If anyone on defense can tell me it was missed on the return, then I'm ruling the out for the successful appeal. They know they are appealing a missed base, we have one; I'm not putting more hurdles in their way. (Although, I agree, Mike, they may have technically remedied the miss of 2nd, but they haven't fully remedied the baserunning issue of having to return to 1st in a proper sequence, after having retouched 2nd.)

And, since enough people have felt the need to include baseball, allow me to opine that the whole "gross miss" versus a missed base is a stinking steaming load of horsecrap. Either the runner touched the bases, in the proper order, or the runner violated. Period. Stop screwing up simple concepts by having unnecessary separate categories of missed bases, or obstruction, even.

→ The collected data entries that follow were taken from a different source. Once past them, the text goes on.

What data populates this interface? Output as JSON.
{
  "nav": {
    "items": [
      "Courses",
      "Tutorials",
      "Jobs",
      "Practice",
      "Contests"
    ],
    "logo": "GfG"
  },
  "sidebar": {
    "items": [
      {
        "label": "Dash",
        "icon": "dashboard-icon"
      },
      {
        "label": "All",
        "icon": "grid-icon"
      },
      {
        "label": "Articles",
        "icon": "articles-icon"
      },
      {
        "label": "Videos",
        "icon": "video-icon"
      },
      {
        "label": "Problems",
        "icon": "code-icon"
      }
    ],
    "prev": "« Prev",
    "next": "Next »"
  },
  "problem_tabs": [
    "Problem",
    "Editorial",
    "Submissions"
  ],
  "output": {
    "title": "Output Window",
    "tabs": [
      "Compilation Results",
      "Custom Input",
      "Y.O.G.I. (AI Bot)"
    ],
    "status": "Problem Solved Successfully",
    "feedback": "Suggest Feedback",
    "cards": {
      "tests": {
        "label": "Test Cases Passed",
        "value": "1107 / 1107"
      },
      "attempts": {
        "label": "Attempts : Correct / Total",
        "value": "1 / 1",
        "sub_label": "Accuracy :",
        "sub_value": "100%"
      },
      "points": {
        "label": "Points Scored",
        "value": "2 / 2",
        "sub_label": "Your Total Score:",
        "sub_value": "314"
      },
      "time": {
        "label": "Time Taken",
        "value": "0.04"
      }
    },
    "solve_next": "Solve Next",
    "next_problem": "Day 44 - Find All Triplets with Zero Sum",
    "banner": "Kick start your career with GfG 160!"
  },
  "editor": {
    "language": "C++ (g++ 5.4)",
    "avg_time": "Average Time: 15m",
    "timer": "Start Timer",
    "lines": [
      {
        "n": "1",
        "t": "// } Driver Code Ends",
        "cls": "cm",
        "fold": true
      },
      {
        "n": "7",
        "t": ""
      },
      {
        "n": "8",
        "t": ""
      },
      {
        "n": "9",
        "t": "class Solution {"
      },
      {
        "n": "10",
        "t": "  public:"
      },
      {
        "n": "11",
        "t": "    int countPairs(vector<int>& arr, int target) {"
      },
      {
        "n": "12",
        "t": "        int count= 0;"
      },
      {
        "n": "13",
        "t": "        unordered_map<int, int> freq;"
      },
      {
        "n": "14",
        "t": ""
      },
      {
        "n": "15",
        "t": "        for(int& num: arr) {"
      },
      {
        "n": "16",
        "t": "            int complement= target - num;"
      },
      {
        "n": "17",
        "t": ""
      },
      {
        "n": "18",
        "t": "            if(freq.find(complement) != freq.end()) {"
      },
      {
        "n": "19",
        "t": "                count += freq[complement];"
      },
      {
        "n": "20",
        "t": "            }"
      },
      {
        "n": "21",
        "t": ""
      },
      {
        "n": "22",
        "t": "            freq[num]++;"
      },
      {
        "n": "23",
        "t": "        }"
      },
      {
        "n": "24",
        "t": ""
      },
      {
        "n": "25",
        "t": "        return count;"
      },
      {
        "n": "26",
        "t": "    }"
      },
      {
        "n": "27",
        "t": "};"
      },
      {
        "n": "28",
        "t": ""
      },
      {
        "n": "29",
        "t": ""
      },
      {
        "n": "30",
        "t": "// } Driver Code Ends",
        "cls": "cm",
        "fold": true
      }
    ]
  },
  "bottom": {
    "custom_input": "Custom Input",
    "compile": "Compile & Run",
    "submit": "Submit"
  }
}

I agree the umpire may ask for quantification when information is missing. Even answer a valid question by the defense. I do not agree that those answers or any other comments should be anything other than a direct succinct response.
__________________
The bat issue in softball is as much about liability, insurance and litigation as it is about competition, inflated egos and softball.